Бомж утвердительно кивнул:
– Замечательно!
– Обиделись?
– На что? Свою судьбу я не считаю хуже, например, вашей. Если, конечно, вы живете так, как вам нравится. Я бы еще добавил к вашим словам, что в большинстве своем писатели – это нищие, озлобленные люди. В Москве перед ними проплывает роскошная жизнь. Приспособиться к ней они не умеют. И придумали себе, что живут тем, что якобы хранят духовные и культурные ценности народа. А народу наплевать на них, и на их духовные ценности. Провинциальные же графоманы верят, что в столице их ждет литературная известность, как, например, Шукшина. И к этой славе они делают первый шаг, например, в усадьбе или в редакциях толстых журналов. Они думают, что бегут от мерзостей быта и ограниченных обывателей. Тогда как именно эти обыватели бескорыстно холят «непонятых гениев». А гении в тридцать лет опьянены своим даром. В пятьдесят узнают, что их талант – их же выдумка, и жизнь потрачена на лень и «обдумывание» ненаписанных вещиц. Если им достанет смелости, ужаснутся, что они мучили себя и близких, но остаток дней все равно будут обманываться: жизнь прожита не зря! Но ничего уж не поправить! О себе. Когда мне было одиннадцать лет, отец на моих глазах на рыбалке попал под винт моторной лодки. Мать умерла семь лет назад. Пока я торчал в Москве, бомжи сожгли мой дом на Оке. У сестры внуки – ей не до меня. Так что никого я не мучаю. И жить мне негде! Можно, я поем? Вы не начинаете. А есть без вас неудобно…
– Да, конечно, ешьте! – Аспинин сконфузился.
Бродяга развернул пакет, отломил кусочек бородинского хлеба и немного – от круга одесской колбасы, и принялся аккуратно жевать. Андрей отвернулся, чтобы не смущать его. Бродяга отломил еще немного, запил пивом и отодвинул пакет. Хотя по его голодным глазам Андрею показалось: он готов проглотить пищу вместе с бумагой.
– Забирайте. Это все вам! – сказал Аспинин.
Бродяга поблагодарил. Отломил кусок хлеба, раскрошил его и бросил сизому голубю, ходившему поодаль, подергивая головой. Со всех сторон к угощению слетелись его собратья, серая ворона и воробьи.
– А почему Галина Александровна рассказала обо мне?
– Я просил помочь брату.
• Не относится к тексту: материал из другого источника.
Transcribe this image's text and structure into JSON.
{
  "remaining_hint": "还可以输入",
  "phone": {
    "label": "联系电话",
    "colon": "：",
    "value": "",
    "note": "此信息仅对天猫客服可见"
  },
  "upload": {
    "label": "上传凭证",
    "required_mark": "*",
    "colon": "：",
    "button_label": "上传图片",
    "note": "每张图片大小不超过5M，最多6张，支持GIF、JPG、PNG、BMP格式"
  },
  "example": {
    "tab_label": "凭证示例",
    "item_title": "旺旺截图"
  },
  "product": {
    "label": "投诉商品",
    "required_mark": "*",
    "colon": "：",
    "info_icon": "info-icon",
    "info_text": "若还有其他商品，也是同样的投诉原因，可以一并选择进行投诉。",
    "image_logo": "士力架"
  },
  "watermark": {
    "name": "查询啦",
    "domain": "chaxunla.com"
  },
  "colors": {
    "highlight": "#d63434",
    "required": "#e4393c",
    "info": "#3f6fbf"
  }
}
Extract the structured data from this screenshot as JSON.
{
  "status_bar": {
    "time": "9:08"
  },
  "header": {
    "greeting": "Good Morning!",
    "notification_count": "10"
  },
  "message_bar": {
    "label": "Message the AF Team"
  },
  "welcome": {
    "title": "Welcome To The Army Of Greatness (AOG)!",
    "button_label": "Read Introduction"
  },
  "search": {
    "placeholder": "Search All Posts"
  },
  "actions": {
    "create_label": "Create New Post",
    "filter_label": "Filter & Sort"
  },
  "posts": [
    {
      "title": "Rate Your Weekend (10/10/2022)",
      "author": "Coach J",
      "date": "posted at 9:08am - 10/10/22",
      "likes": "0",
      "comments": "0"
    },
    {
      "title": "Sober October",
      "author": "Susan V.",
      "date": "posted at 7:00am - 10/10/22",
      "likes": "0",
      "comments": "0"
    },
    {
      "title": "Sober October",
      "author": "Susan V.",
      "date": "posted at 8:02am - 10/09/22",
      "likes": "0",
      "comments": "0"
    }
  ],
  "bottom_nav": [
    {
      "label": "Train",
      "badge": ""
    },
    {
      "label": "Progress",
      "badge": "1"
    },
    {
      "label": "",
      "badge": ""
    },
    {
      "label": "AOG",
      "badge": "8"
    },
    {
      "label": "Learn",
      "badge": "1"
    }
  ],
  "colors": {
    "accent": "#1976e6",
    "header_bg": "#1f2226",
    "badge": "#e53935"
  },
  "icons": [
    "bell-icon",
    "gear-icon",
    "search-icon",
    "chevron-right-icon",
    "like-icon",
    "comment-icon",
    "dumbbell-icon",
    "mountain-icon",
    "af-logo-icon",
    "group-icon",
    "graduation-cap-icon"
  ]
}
Разговор зашел о вас и об Ушкине.
Бродяга внимательнее посмотрел на Аспинина.
– Я вспомнил, где вас видел. Вернее, не вас. Ваш брат заведовал общагой? Мир тесен. Давным-давно один семестр я работал у него сантехником.
Бродяга крупными глотками допил пиво и запихнул бутылку в карман.
Понимая, что поступает подло, спаивая алкоголика, Аспинин, чтоб тот не ушел сразу, выставил из пакета вторую бутылку. Бомж поддел клыком крышку и отхлебнул.
– Ушкин это пустое место! – проговорил он как о предмете беседы, обоим ясном. – Ордена, звания. Когда я разобрался, то понял, что писать не о ком. Ну, предатель! Так все предают. Вольно или нет. Но у этого пустого места есть связи. Прежде у студентов усадьбы воспитывали внутреннюю культуру и неприятие фальши в искусстве слова. Может, поэтому многие не раскрылись: их не научили лгать. Ушкин чужой здесь. Ему не хватает внутренней культуры. Он боится тех, кого считает талантливее себя. Старается их приблизить, чтобы потом раздавить. Парадокс: люди выбирают в свои вожди по своему интеллекту. Ефрейторы – Гитлер, семинаристы – Сталин, пехотные офицеры – Франко. Вы можете представить Эйнштейна канцлером Германии? Или Хемингуэя президентом Америки? И я – не могу. Наши институтские умники с этим Иудушкой Головлевым еще нахлебаются. А чем вас не устраивает судьба брата? – без перехода спросил бродяга.